I implemented this step in Test on images section of the notebook. I created a class Processor with the processImage member function keeping in mind that it will be later used in video processing. The processImage includes all the pipeline:

  • Undistort the original image
  • Apply thresholds to the undistorted image8
  • Warp the binary image
  • Find the lines by:
    • Using the find_lines if it is a clear start
    • Using the find_prev_lines if there are previously detected Lines
  • Calculate the curvature and distance from center.
  • Draw the lines and the Lane
  • Unwarp the image using the inverse perspective matrix.
  • Print the debug info (curvature distance from center) on the frame.

The result of the pipeline for all the images can be shown below:

alt text


Pipeline (video)

1. Provide a link to your final video output. Your pipeline should perform reasonably well on the entire project video (wobbly lines are ok but no catastrophic failures that would cause the car to drive off the road!).

Here's a link to my video result


Discussion

1. Briefly discuss any problems / issues you faced in your implementation of this project. Where will your pipeline likely fail? What could you do to make it more robust?

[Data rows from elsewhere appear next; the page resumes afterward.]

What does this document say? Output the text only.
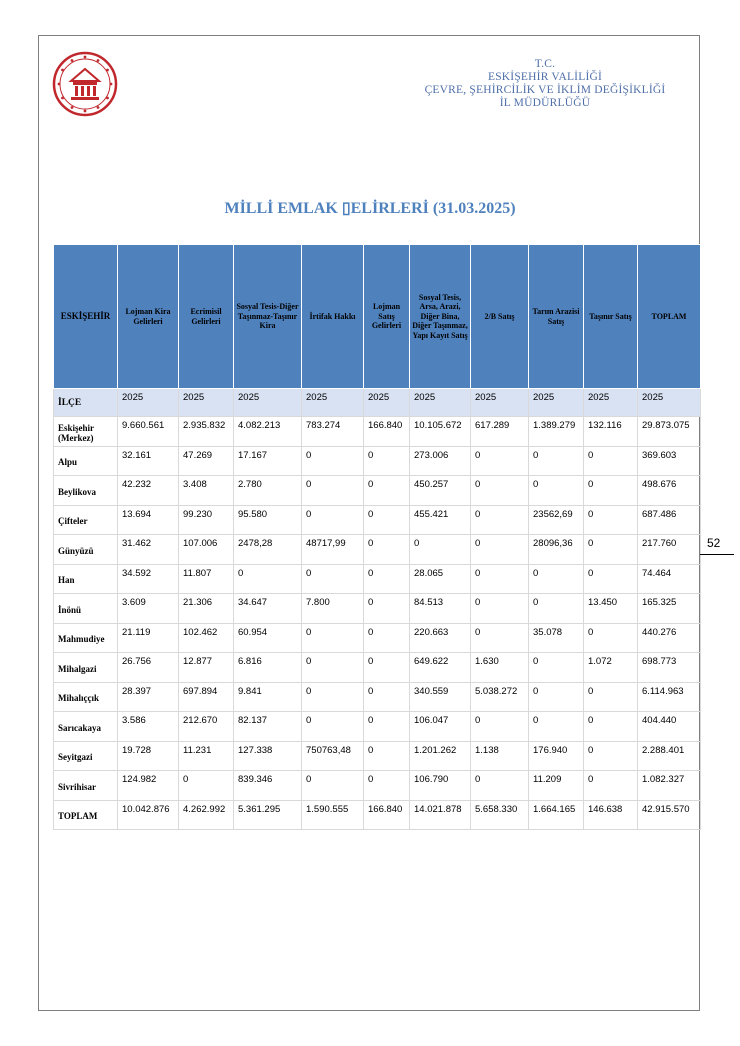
T.C.
ESKİŞEHİR VALİLİĞİ
ÇEVRE, ŞEHİRCİLİK VE İKLİM DEĞİŞİKLİĞİ
İL MÜDÜRLÜĞÜ
MİLLİ EMLAK ▯ELİRLERİ (31.03.2025)
ESKİŞEHİR	Lojman Kira Gelirleri	Ecrimisil Gelirleri	Sosyal Tesis-Diğer Taşınmaz-Taşınır Kira	İrtifak Hakkı	Lojman Satış Gelirleri	Sosyal Tesis, Arsa, Arazi, Diğer Bina, Diğer Taşınmaz, Yapı Kayıt Satış	2/B Satış	Tarım Arazisi Satış	Taşınır Satış	TOPLAM
İLÇE	2025	2025	2025	2025	2025	2025	2025	2025	2025	2025
Eskişehir (Merkez)	9.660.561	2.935.832	4.082.213	783.274	166.840	10.105.672	617.289	1.389.279	132.116	29.873.075
Alpu	32.161	47.269	17.167	0	0	273.006	0	0	0	369.603
Beylikova	42.232	3.408	2.780	0	0	450.257	0	0	0	498.676
Çifteler	13.694	99.230	95.580	0	0	455.421	0	23562,69	0	687.486
Günyüzü	31.462	107.006	2478,28	48717,99	0	0	0	28096,36	0	217.760
Han	34.592	11.807	0	0	0	28.065	0	0	0	74.464
İnönü	3.609	21.306	34.647	7.800	0	84.513	0	0	13.450	165.325
Mahmudiye	21.119	102.462	60.954	0	0	220.663	0	35.078	0	440.276
Mihalgazi	26.756	12.877	6.816	0	0	649.622	1.630	0	1.072	698.773
Mihalıççık	28.397	697.894	9.841	0	0	340.559	5.038.272	0	0	6.114.963
Sarıcakaya	3.586	212.670	82.137	0	0	106.047	0	0	0	404.440
Seyitgazi	19.728	11.231	127.338	750763,48	0	1.201.262	1.138	176.940	0	2.288.401
Sivrihisar	124.982	0	839.346	0	0	106.790	0	11.209	0	1.082.327
TOPLAM	10.042.876	4.262.992	5.361.295	1.590.555	166.840	14.021.878	5.658.330	1.664.165	146.638	42.915.570
52
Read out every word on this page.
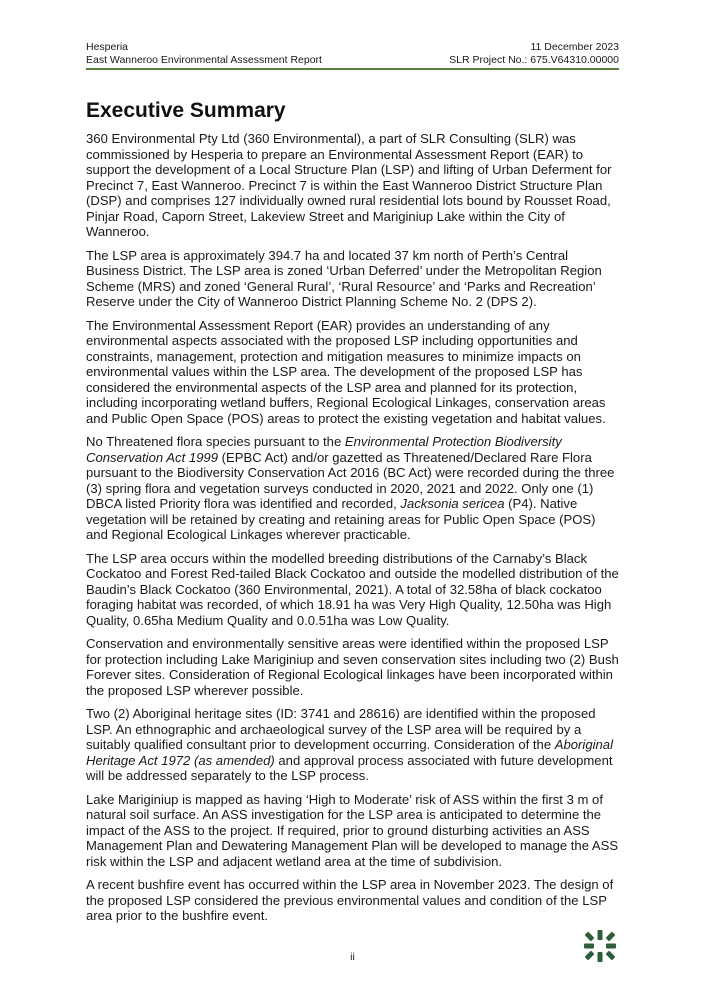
Hesperia	11 December 2023
East Wanneroo Environmental Assessment Report	SLR Project No.: 675.V64310.00000
Executive Summary

360 Environmental Pty Ltd (360 Environmental), a part of SLR Consulting (SLR) was commissioned by Hesperia to prepare an Environmental Assessment Report (EAR) to support the development of a Local Structure Plan (LSP) and lifting of Urban Deferment for Precinct 7, East Wanneroo. Precinct 7 is within the East Wanneroo District Structure Plan (DSP) and comprises 127 individually owned rural residential lots bound by Rousset Road, Pinjar Road, Caporn Street, Lakeview Street and Mariginiup Lake within the City of Wanneroo.

The LSP area is approximately 394.7 ha and located 37 km north of Perth’s Central Business District. The LSP area is zoned ‘Urban Deferred’ under the Metropolitan Region Scheme (MRS) and zoned ‘General Rural’, ‘Rural Resource’ and ‘Parks and Recreation’ Reserve under the City of Wanneroo District Planning Scheme No. 2 (DPS 2).

The Environmental Assessment Report (EAR) provides an understanding of any environmental aspects associated with the proposed LSP including opportunities and constraints, management, protection and mitigation measures to minimize impacts on environmental values within the LSP area. The development of the proposed LSP has considered the environmental aspects of the LSP area and planned for its protection, including incorporating wetland buffers, Regional Ecological Linkages, conservation areas and Public Open Space (POS) areas to protect the existing vegetation and habitat values.

No Threatened flora species pursuant to the Environmental Protection Biodiversity Conservation Act 1999 (EPBC Act) and/or gazetted as Threatened/Declared Rare Flora pursuant to the Biodiversity Conservation Act 2016 (BC Act) were recorded during the three (3) spring flora and vegetation surveys conducted in 2020, 2021 and 2022. Only one (1) DBCA listed Priority flora was identified and recorded, Jacksonia sericea (P4). Native vegetation will be retained by creating and retaining areas for Public Open Space (POS) and Regional Ecological Linkages wherever practicable.

The LSP area occurs within the modelled breeding distributions of the Carnaby’s Black Cockatoo and Forest Red-tailed Black Cockatoo and outside the modelled distribution of the Baudin’s Black Cockatoo (360 Environmental, 2021). A total of 32.58ha of black cockatoo foraging habitat was recorded, of which 18.91 ha was Very High Quality, 12.50ha was High Quality, 0.65ha Medium Quality and 0.0.51ha was Low Quality.

Conservation and environmentally sensitive areas were identified within the proposed LSP for protection including Lake Mariginiup and seven conservation sites including two (2) Bush Forever sites. Consideration of Regional Ecological linkages have been incorporated within the proposed LSP wherever possible.

Two (2) Aboriginal heritage sites (ID: 3741 and 28616) are identified within the proposed LSP. An ethnographic and archaeological survey of the LSP area will be required by a suitably qualified consultant prior to development occurring. Consideration of the Aboriginal Heritage Act 1972 (as amended) and approval process associated with future development will be addressed separately to the LSP process.

Lake Mariginiup is mapped as having ‘High to Moderate’ risk of ASS within the first 3 m of natural soil surface. An ASS investigation for the LSP area is anticipated to determine the impact of the ASS to the project. If required, prior to ground disturbing activities an ASS Management Plan and Dewatering Management Plan will be developed to manage the ASS risk within the LSP and adjacent wetland area at the time of subdivision.

A recent bushfire event has occurred within the LSP area in November 2023. The design of the proposed LSP considered the previous environmental values and condition of the LSP area prior to the bushfire event.

ii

Some issues I faces during the implementation are the following:

  • Curvature values on straight lines hit an extreme high. This is good and bad. It is good because given the tangent of a vertical line cannot be defined the algorithm seems to work well. On the other hand it would be good if these high values could be filtered out.
  • The line detection is not so smooth at some points. Perhaps it could help if there is a history of the measurements and as the project indicated a Line class which keeps track of history could eliminate such an issue.
  • Another issue which could occur in different situations like driving up or down a hill where the perspective changes. In that case the current perspective matrix is of no use. Perhaps it would be better if the periodically the matrix is calculated in the pipeline given some known points from previous frames.
  • Also the thresholding is done only taking account images of certain weather conditions. Perhaps it would be more robust if the thresholding parameters were trained using a neural network and a dataset of many different lane pictures.